VERMONT SPORTS HALL OF FAME

(Photo Credit: Middlebury College Athletic Communications)
(Photo Credit: Middlebury College Athletic Communications)
Tom Lawson

Proctor/Middlebury

Contributor/Coach/Administrator

Inducted 2015

A longtime coach and administrator in Vermont for over four decades, Tom Lawson coached championship teams at the high school and collegiate level, and went on to help develop one of the nation's top NCAA Division III athletic programs at Middlebury College.

After starting as a coach at Craftsbury Academy, Lawson spent six years in the 1960s coaching at Proctor High School, where his teams became “legendary” in the words of Rutland Herald sports writer Dave Morse. His Proctor High soccer teams had a 52-game winning streak, won six Marble Valley League titles and four Class M state championships. Lawson’s Phantoms basketball squads also won three state titles in his last four years at the helm. He was also honored by the Rutland Downtown Athletic Club for outstanding service to the youth of the Rutland Region.

Lawson moved from Proctor High to Middlebury College in the fall of 1969 where he would spend close to 30 years , retiring in the summer of 1997.  He became the Panthers men's soccer coach in the 1969 season and the head men's basketball coach in 1970-71. He would replace a pair of coaches that would go on to national prominence,  Joe Morrone in men's soccer at UConn, and Gary Walters, in hoops at Dartmouth and Providence, and as the AD at Princeton. 

In his time at Middlebury, Lawson spent 20 years as the school’s director of athletics, after leaving the sidelines. He earned a 48-26-8 mark in eight years as the men’s soccer coach, boasting a 9-0-1 team in 1972 and an 11-1 squad in 1973. His soccer teams reached the NCAAs in 1970 and the ECAC Quarterfinals in 1973. He also served as the head coach of the men’s basketball program for eight years compiling a 107-81 record. His 1974-75 Panthers won a then-school record 17 games (17-8) and earned Middlebury's first-ever postseason bid finishing third in the ECAC tournament.  

During his tenure as Middlebury's director of athletics, Lawson’s leadership resulted in an athletic program consisting of 26 intercollegiate sports (at the time) for men and women, but mostly for men. Seven women’s intercollegiate sports programs came into existence since he became athletic director, and overall student participation grew dramatically. He was also instrumental in the dramatic enhancement of Middlebury’s athletic facilities.

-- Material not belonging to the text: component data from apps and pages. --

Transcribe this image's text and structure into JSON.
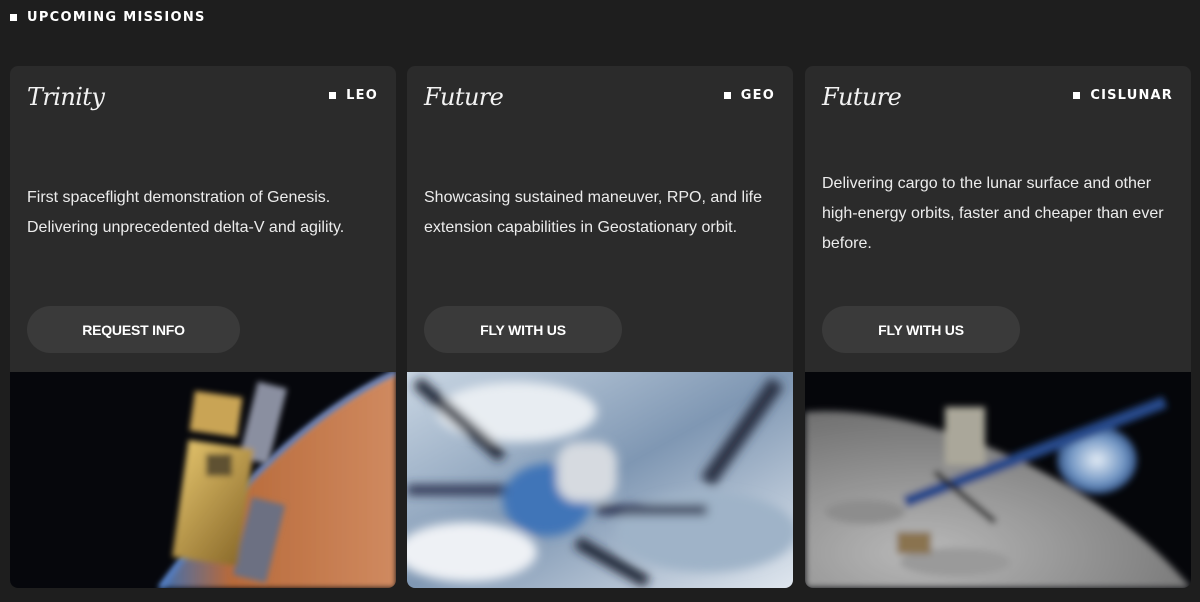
{
  "section": {
    "label": "UPCOMING MISSIONS"
  },
  "missions": [
    {
      "title": "Trinity",
      "orbit": "LEO",
      "description": "First spaceflight demonstration of Genesis. Delivering unprecedented delta-V and agility.",
      "button_label": "REQUEST INFO"
    },
    {
      "title": "Future",
      "orbit": "GEO",
      "description": "Showcasing sustained maneuver, RPO, and life extension capabilities in Geostationary orbit.",
      "button_label": "FLY WITH US"
    },
    {
      "title": "Future",
      "orbit": "CISLUNAR",
      "description": "Delivering cargo to the lunar surface and other high-energy orbits, faster and cheaper than ever before.",
      "button_label": "FLY WITH US"
    }
  ],
  "colors": {
    "page_background": "#1e1e1e",
    "card_background": "#2b2b2b",
    "button_background": "#3a3a3a",
    "text": "#ffffff"
  }
}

According to former Middlebury president John McCardell, Jr., “During his remarkable 27-year career at Middlebury, Lawson worked consistently, quietly, and with dedication to create one of the finest and most successful collegiate athletic programs in the country. His vision of what athletics at Middlebury can and should be contributed in important ways to the extraordinary quality of the school.”

 

He was named to the New England Basketball Hall of Fame in 2006 and won the Vermont Distinguished Service Award given by the VSADA (high school ADs) in 1997. In 2007 Lawson won one of the ECAC's highest honors, the James Lynah Award for distinguished achievement.